Q: 試翻 "For all its success ... from other sports leagues."


2. Adding an Asian player to the ranks can help. Four Premiership teams now have Chinese players on their books, and since welcoming South Korea's Park Ji Sung into their line-up in 2005, Manchester United have become big in Seoul. Three-quarters of South Korea's football fans see the club as their favorite European side, according to Birkbeck, and more than 650,000 South Koreans have signed up for a club-branded credit or debit card since their launch a year ago. By launching local-language websites, teams can tailor marketing to fit an individual country, drumming up local advertising and sponsorship revenue. As part of its lofty pledge to become the world's biggest club by 2014, Chelsea, owned by Russian billionaire Roman Abramovich, launched a Mandarin website in January in conjunction with Sina, China's leading portal; in late March, the club unveiled another aimed at South Korea. The London team is also playing benefactor. Apart from hosting the Chinese Olympic football team in London in February, the club sponsors the Asian Football Confederation's Vision Asia project to develop grassroots leagues across China. Next summer, Chelsea will embark on its first-ever tour of China.

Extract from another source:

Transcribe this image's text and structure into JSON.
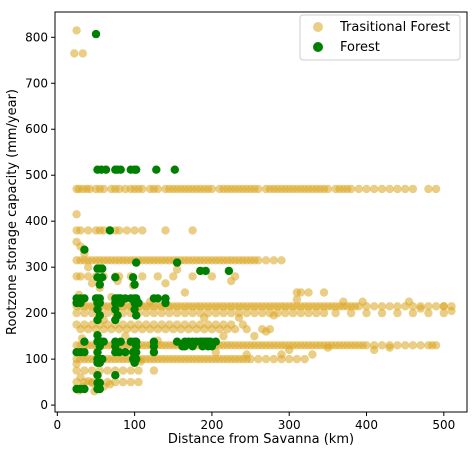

3. The Premiership's triple play — losing the hooligans, luring big money at home, expanding overseas — has made it the envy of other sports leagues. In the 2005-06 season, estimated revenue hit $2.5 billion, much more than that of any other league in Europe. The Premiership still lags behind major U.S. leagues like the National Basketball Association (NBA) or the National Football League (NFL) — the latter earned more than $6 billion in 2005-06. But with only 20 clubs competing in the English league, average club takings are already more than in the NBA. There's more to come. For each of the three seasons of a new broadcast deal that begins later this year, domestic TV rights for the Premier League fetched $1.1 billion, compared with just $680 million for the deal that expires this summer. Taking Britain's smaller population into account, the League, under the new deal, will generate 50% more domestic broadcasting revenue per head than the NFL, and eight times that of the NBA, according to consultants Deloitte. Increasingly, that TV revenue is going to come from outside the U.K. The Premiership had a weekly global TV audience of 78 million last season, with broadcasters such as the Fox Soccer Channel in the U.S. and pccw in Hong Kong clamoring for a piece of the action. TV deals that put even the smaller Premier League sides on screens from Shanghai to Chicago are "a fantastic impetus to all clubs," reckons Dan Jones, a partner at Deloitte's Sports Business Group. Foreign channels covering more than 200 countries together stumped up $1.23 billion to air the league for the three seasons beginning 2007-08, paying just shy of double the current amount and contributing a quarter of the Premier League's central income. Scudamore told Time that he thinks overseas rights will soon be worth half of that collective pot. Such figures make American sports tycoons green; overall, foreign markets account for less than 5% of the NFL's revenue, and even for the NBA, a true global brand, overseas media rights amount to just $130 million a year.

Q: 試翻 "The Premiership's triple play ... other sports leagues."

Q: 試翻 "Foreign channels ... the Premier League's central income."